Ã‚Â Ã‚Â Giving patients the right to sue their health maintenance organization was one of the most lauded health care reforms adopted last year — that is until Democrats declared before the governor’s signature on the bill was even dry that more legislation would be needed this year to give the HMO liability law some real teeth. But that important follow-up effort may not happen, it was learned last week, if a bloc of moderate Democrats keep it from leaving the Assembly.
The issue keeping California’s new HMO liability law at bay is arbitration. According to consumer advocates, lawmakers may have opened the way for patients to file lawsuits against their HMO for denied medical care, but most health maintenance organizations are shielded from last year’s SB 21 because of contracts signed by consumers when first joining a health plan. Those contracts frequently require any disputes over medical treatment to be handled by a third-party arbiter, which prevents patients from taking their grievances to civil court.
The solution to this obstacle, consumer groups say, is AB 1751 by Assm. Sheila Kuehl (D-Santa Monica), which would prevent HMOs from including mandatory arbitration clauses in patient contracts. The bill is co-sponsored by the Foundation for Taxpayer and Consumer Rights and Neighbor to Neighbor and backed by the Consumer Attorneys of Calif., Calif. Nurses Assn., the American Assn. of Retired Persons and others. It cleared its first hurdle late last month when Assembly Judiciary — which is dominated by liberal Democrats — approved the bill 9-4.
But opposition from HMOs, the Calif. Medical Assn. and the Calif. Chamber of Commerce has many moderate, business-friendly Democrats leery of the bill. According to sources within the caucus, as many as a dozen Democrats won’t support AB 1751 if it comes up for a floor vote.
Surprisingly, the group of Democrats opposing Kuehl’s bill does not include Assm. Dennis Cardoza (D-Ceres), the unofficial leader of the moderate Democratic caucus and newly appointed chair of Assembly Rules under Assm.

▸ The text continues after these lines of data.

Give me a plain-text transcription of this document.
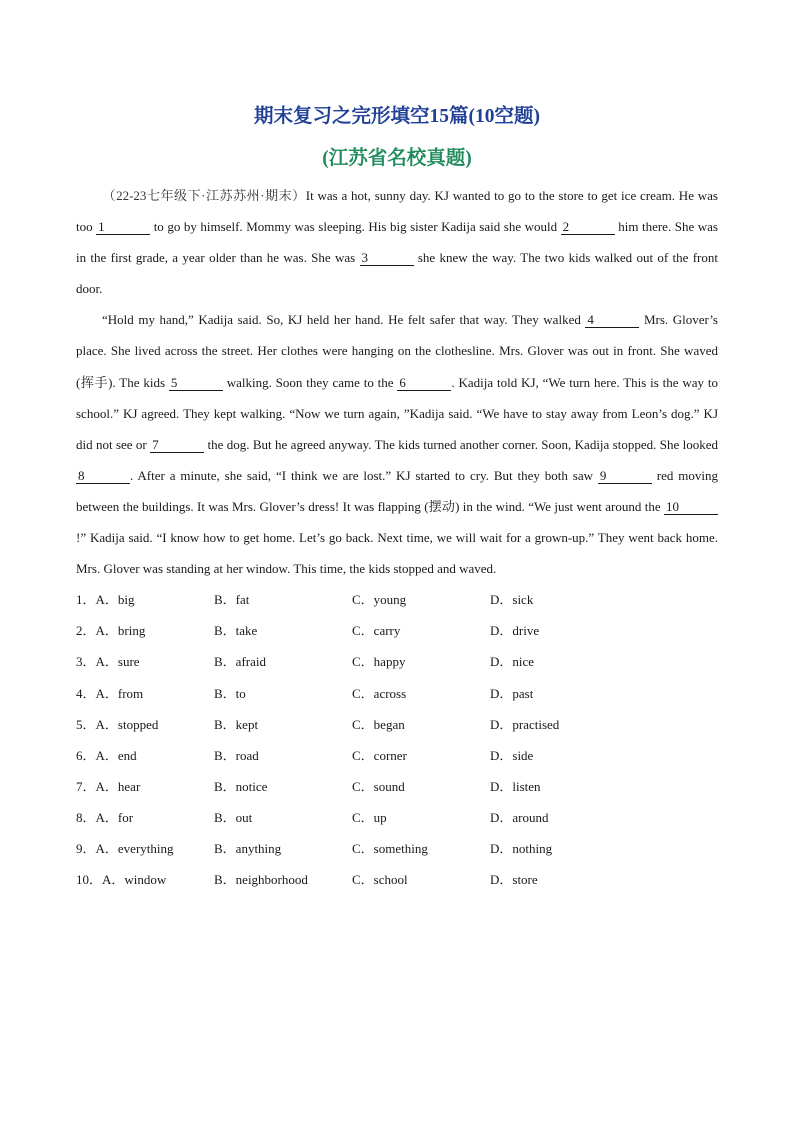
期末复习之完形填空15篇(10空题)
(江苏省名校真题)

（22-23七年级下·江苏苏州·期末）It was a hot, sunny day. KJ wanted to go to the store to get ice cream. He was too 1	to go by himself. Mommy was sleeping. His big sister Kadija said she would 2	him there. She was in the first grade, a year older than he was. She was 3	she knew the way. The two kids walked out of the front door.

“Hold my hand,” Kadija said. So, KJ held her hand. He felt safer that way. They walked 4	Mrs. Glover’s place. She lived across the street. Her clothes were hanging on the clothesline. Mrs. Glover was out in front. She waved (挥手). The kids 5	walking. Soon they came to the 6	. Kadija told KJ, “We turn here. This is the way to school.” KJ agreed. They kept walking. “Now we turn again, ”Kadija said. “We have to stay away from Leon’s dog.” KJ did not see or 7	the dog. But he agreed anyway. The kids turned another corner. Soon, Kadija stopped. She looked 8	. After a minute, she said, “I think we are lost.” KJ started to cry. But they both saw 9	red moving between the buildings. It was Mrs. Glover’s dress! It was flapping (摆动) in the wind. “We just went around the 10!” Kadija said. “I know how to get home. Let’s go back. Next time, we will wait for a grown-up.” They went back home. Mrs. Glover was standing at her window. This time, the kids stopped and waved.

1．A．big	B．fat	C．young	D．sick
2．A．bring	B．take	C．carry	D．drive
3．A．sure	B．afraid	C．happy	D．nice
4．A．from	B．to	C．across	D．past
5．A．stopped	B．kept	C．began	D．practised
6．A．end	B．road	C．corner	D．side
7．A．hear	B．notice	C．sound	D．listen
8．A．for	B．out	C．up	D．around
9．A．everything	B．anything	C．something	D．nothing
10．A．window	B．neighborhood	C．school	D．store
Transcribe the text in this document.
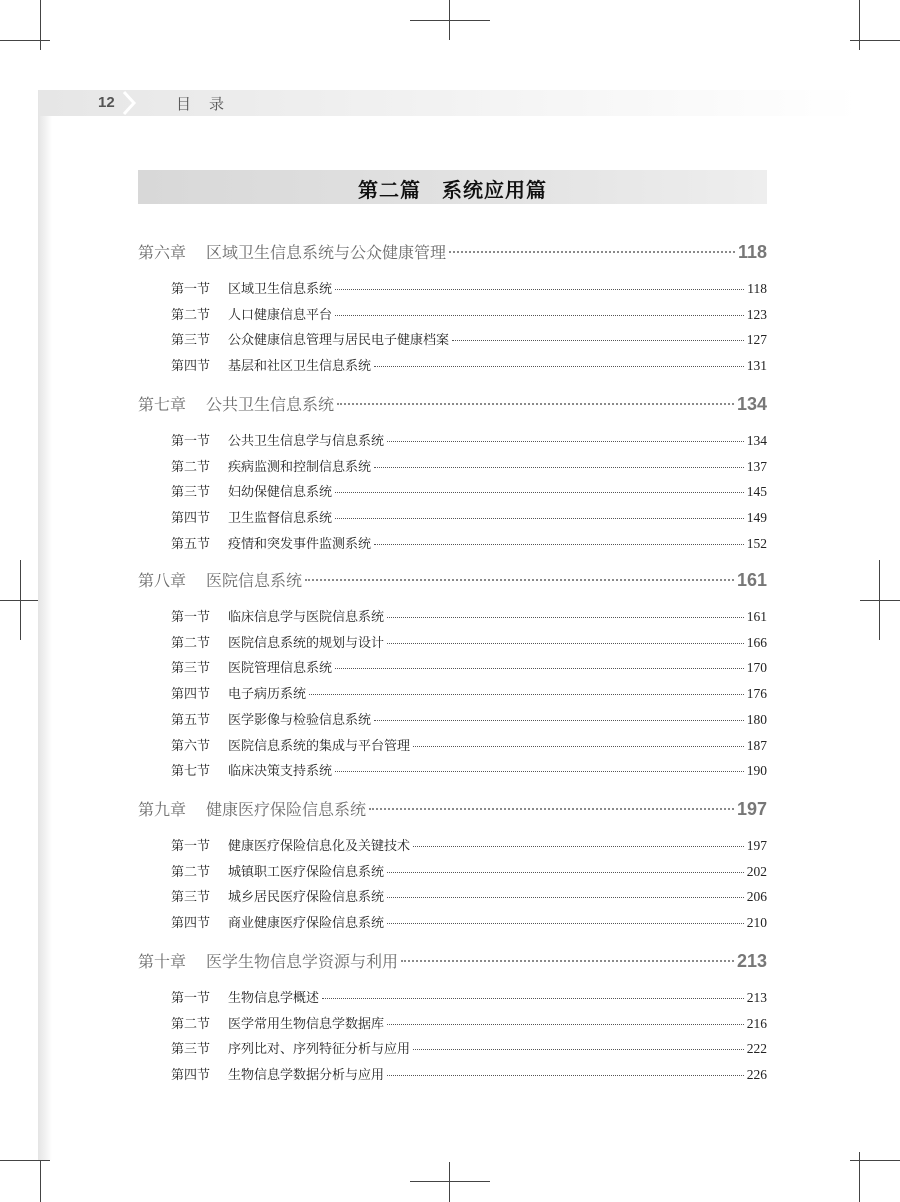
12	目录
第二篇　系统应用篇
第六章	区域卫生信息系统与公众健康管理	118
第一节	区域卫生信息系统	118
第二节	人口健康信息平台	123
第三节	公众健康信息管理与居民电子健康档案	127
第四节	基层和社区卫生信息系统	131
第七章	公共卫生信息系统	134
第一节	公共卫生信息学与信息系统	134
第二节	疾病监测和控制信息系统	137
第三节	妇幼保健信息系统	145
第四节	卫生监督信息系统	149
第五节	疫情和突发事件监测系统	152
第八章	医院信息系统	161
第一节	临床信息学与医院信息系统	161
第二节	医院信息系统的规划与设计	166
第三节	医院管理信息系统	170
第四节	电子病历系统	176
第五节	医学影像与检验信息系统	180
第六节	医院信息系统的集成与平台管理	187
第七节	临床决策支持系统	190
第九章	健康医疗保险信息系统	197
第一节	健康医疗保险信息化及关键技术	197
第二节	城镇职工医疗保险信息系统	202
第三节	城乡居民医疗保险信息系统	206
第四节	商业健康医疗保险信息系统	210
第十章	医学生物信息学资源与利用	213
第一节	生物信息学概述	213
第二节	医学常用生物信息学数据库	216
第三节	序列比对、序列特征分析与应用	222
第四节	生物信息学数据分析与应用	226
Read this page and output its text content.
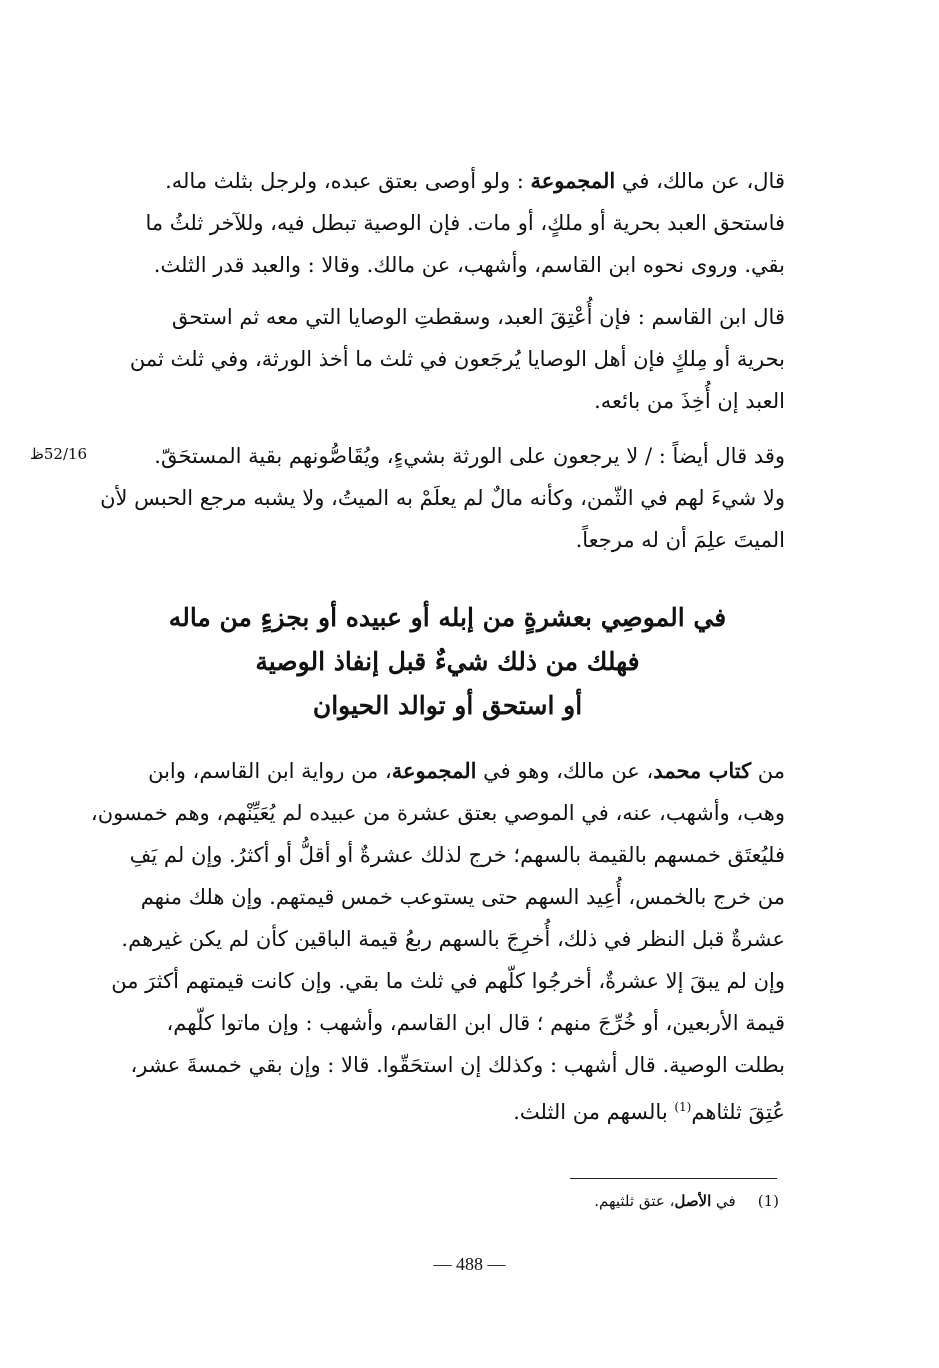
قال، عن مالك، في المجموعة : ولو أوصى بعتق عبده، ولرجل بثلث ماله.
فاستحق العبد بحرية أو ملكٍ، أو مات. فإن الوصية تبطل فيه، وللآخر ثلثُ ما
بقي. وروى نحوه ابن القاسم، وأشهب، عن مالك. وقالا : والعبد قدر الثلث.

قال ابن القاسم : فإن أُعْتِقَ العبد، وسقطتِ الوصايا التي معه ثم استحق
بحرية أو مِلكٍ فإن أهل الوصايا يُرجَعون في ثلث ما أخذ الورثة، وفي ثلث ثمن
العبد إن أُخِذَ من بائعه.

52/16ظ	وقد قال أيضاً : / لا يرجعون على الورثة بشيءٍ، ويُقَاصُّونهم بقية المستحَقّ.
ولا شيءَ لهم في الثّمن، وكأنه مالٌ لم يعلَمْ به الميتُ، ولا يشبه مرجع الحبس لأن
الميتَ علِمَ أن له مرجعاً.

في الموصِي بعشرةٍ من إبله أو عبيده أو بجزءٍ من ماله
فهلك من ذلك شيءٌ قبل إنفاذ الوصية
أو استحق أو توالد الحيوان

من كتاب محمد، عن مالك، وهو في المجموعة، من رواية ابن القاسم، وابن
وهب، وأشهب، عنه، في الموصي بعتق عشرة من عبيده لم يُعَيِّنْهم، وهم خمسون،
فليُعتَق خمسهم بالقيمة بالسهم؛ خرج لذلك عشرةٌ أو أقلُّ أو أكثرُ. وإن لم يَفِ
من خرج بالخمس، أُعِيد السهم حتى يستوعب خمس قيمتهم. وإن هلك منهم
عشرةٌ قبل النظر في ذلك، أُخرِجَ بالسهم ربعُ قيمة الباقين كأن لم يكن غيرهم.
وإن لم يبقَ إلا عشرةٌ، أخرجُوا كلّهم في ثلث ما بقي. وإن كانت قيمتهم أكثرَ من
قيمة الأربعين، أو خُرِّجَ منهم ؛ قال ابن القاسم، وأشهب : وإن ماتوا كلّهم،
بطلت الوصية. قال أشهب : وكذلك إن استحَقّوا. قالا : وإن بقي خمسةَ عشر،
عُتِقَ ثلثاهم$^{(1)}$ بالسهم من الثلث.

(1)في الأصل، عتق ثلثيهم.
— 488 —
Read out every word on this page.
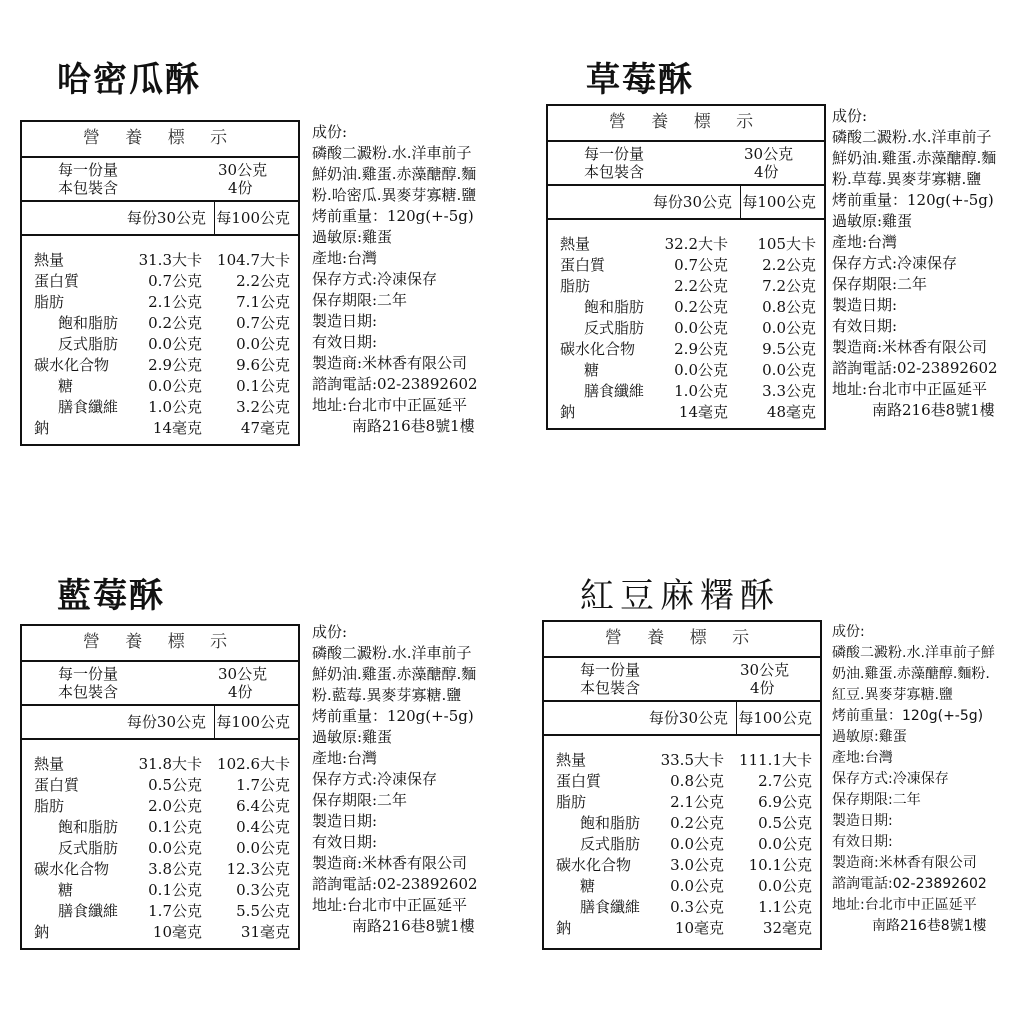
哈密瓜酥
營 養 標 示
每一份量	30公克
本包裝含	4份
每份30公克 每100公克
熱量	31.3大卡 104.7大卡
蛋白質	0.7公克 2.2公克
脂肪	2.1公克 7.1公克
飽和脂肪 0.2公克 0.7公克
反式脂肪 0.0公克 0.0公克
碳水化合物	2.9公克 9.6公克
糖	0.0公克 0.1公克
膳食纖維 1.0公克 3.2公克
鈉	14毫克	47毫克
成份:
磷酸二澱粉.水.洋車前子
鮮奶油.雞蛋.赤藻醣醇.麵
粉.哈密瓜.異麥芽寡糖.鹽
烤前重量：120g(+-5g)
過敏原:雞蛋
產地:台灣
保存方式:冷凍保存
保存期限:二年
製造日期:
有效日期:
製造商:米林香有限公司
諮詢電話:02-23892602
地址:台北市中正區延平
南路216巷8號1樓
草莓酥
營 養 標 示
每一份量	30公克
本包裝含	4份
每份30公克 每100公克
熱量	32.2大卡 105大卡
蛋白質	0.7公克 2.2公克
脂肪	2.2公克 7.2公克
飽和脂肪 0.2公克 0.8公克
反式脂肪 0.0公克 0.0公克
碳水化合物	2.9公克 9.5公克
糖	0.0公克 0.0公克
膳食纖維 1.0公克 3.3公克
鈉	14毫克	48毫克
成份:
磷酸二澱粉.水.洋車前子
鮮奶油.雞蛋.赤藻醣醇.麵
粉.草莓.異麥芽寡糖.鹽
烤前重量：120g(+-5g)
過敏原:雞蛋
產地:台灣
保存方式:冷凍保存
保存期限:二年
製造日期:
有效日期:
製造商:米林香有限公司
諮詢電話:02-23892602
地址:台北市中正區延平
南路216巷8號1樓
藍莓酥
營 養 標 示
每一份量	30公克
本包裝含	4份
每份30公克 每100公克
熱量	31.8大卡 102.6大卡
蛋白質	0.5公克 1.7公克
脂肪	2.0公克 6.4公克
飽和脂肪 0.1公克 0.4公克
反式脂肪 0.0公克 0.0公克
碳水化合物	3.8公克 12.3公克
糖	0.1公克 0.3公克
膳食纖維 1.7公克 5.5公克
鈉	10毫克	31毫克
成份:
磷酸二澱粉.水.洋車前子
鮮奶油.雞蛋.赤藻醣醇.麵
粉.藍莓.異麥芽寡糖.鹽
烤前重量：120g(+-5g)
過敏原:雞蛋
產地:台灣
保存方式:冷凍保存
保存期限:二年
製造日期:
有效日期:
製造商:米林香有限公司
諮詢電話:02-23892602
地址:台北市中正區延平
南路216巷8號1樓
紅豆麻糬酥
營 養 標 示
每一份量	30公克
本包裝含	4份
每份30公克 每100公克
熱量	33.5大卡 111.1大卡
蛋白質	0.8公克 2.7公克
脂肪	2.1公克 6.9公克
飽和脂肪 0.2公克 0.5公克
反式脂肪 0.0公克 0.0公克
碳水化合物	3.0公克 10.1公克
糖	0.0公克 0.0公克
膳食纖維 0.3公克 1.1公克
鈉	10毫克	32毫克
成份:
磷酸二澱粉.水.洋車前子鮮
奶油.雞蛋.赤藻醣醇.麵粉.
紅豆.異麥芽寡糖.鹽
烤前重量：120g(+-5g)
過敏原:雞蛋
產地:台灣
保存方式:冷凍保存
保存期限:二年
製造日期:
有效日期:
製造商:米林香有限公司
諮詢電話:02-23892602
地址:台北市中正區延平
南路216巷8號1樓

Spkr. Bob Hertzberg (D- Sherman Oaks). Last year, Cardoza led many of the same moderate Democrats in opposing then-Assm. Spkr. Antonio Villaraigosa‘s (D- Los Angeles) high-profile effort to raise the cap on pain-and- suffering awards in medical malpractice cases. This time, though, Cardoza is on the opposite side of his moderate brethren, serving as co-author of AB 1751.
While recognizing that moderate Democrats hold Cardoza “in great respect,” Kuehl pointed out that legislative leaders, both official and unofficial, don’t have the same kind of clout they once did before term limits. Thus, with Cardoza’s influence mitigated, Kuehl intends to meet with each member of the caucus to try and alleviate their concerns with AB 1751.
“I intend to keep pushing the issue and see what we can come up with by June 10,” said Kuehl, referring to the deadline for bills to pass out of their house of origin.
Coincidentally, the same Democrats who opposed Villaraigosa’s malpractice legislation — known in the Capitol as MICRA after the Medical Insurance Compensation Reform Act of 1975 that capped punitive damage awards — also are balking at Kuehl’s bill because of its potential impact on MICRA cases. Today, malpractice cases are routinely handled through an arbiter, not the courts. Opponents of AB 1751 insist Kuehl’s plan could delay the processing of malpractice cases and drive up costs associated with them by throwing things into the hands of juries.
One HMO official argued that the real intent of Kuehl’s bill was not to assist consumers but help trial lawyers make more money from malpractice cases. “The only business left undone [from last year] were for special interests,” said Bobby Pena, vice president of communications for the Calif. Assn. of Health Plans (CAHP), which opposes AB 1751.
Kuehl insists her bill has been drafted so that it won’t affect MICRA cases and is willing to add further guarantees to maintain arbitration as the vehicle for malpractice cases in order to gain Democratic support. Support from Republicans is considered unlikely no matter how Kuehl amends the bill.
In addition to Kuehl’s plan, Sen. Richard Polanco (D-Los Angeles) also has an HMO arbitration bill. SB 1934 is said to be more industry friendly, according to one health expert in the Capitol. It does not ban arbitration clauses from patient contracts while seeking to guarantee the same opportunities through arbitration as in a jury trial.
Although it is supported by Kaiser Permanente and CAHP, SB 1934 has its own legislative hurdle to clear: Kuehl, chair of Assembly Judiciary. Kuehl has concerns with the Polanco bill and has been assured, according to one legislative source, that SB 1934 will be referred to her committee if it clears the Senate.
SB 1934 will get its first committee hearing in Senate Judiciary on April 25. Kuehl’s bill is currently on the Assembly floor awaiting action.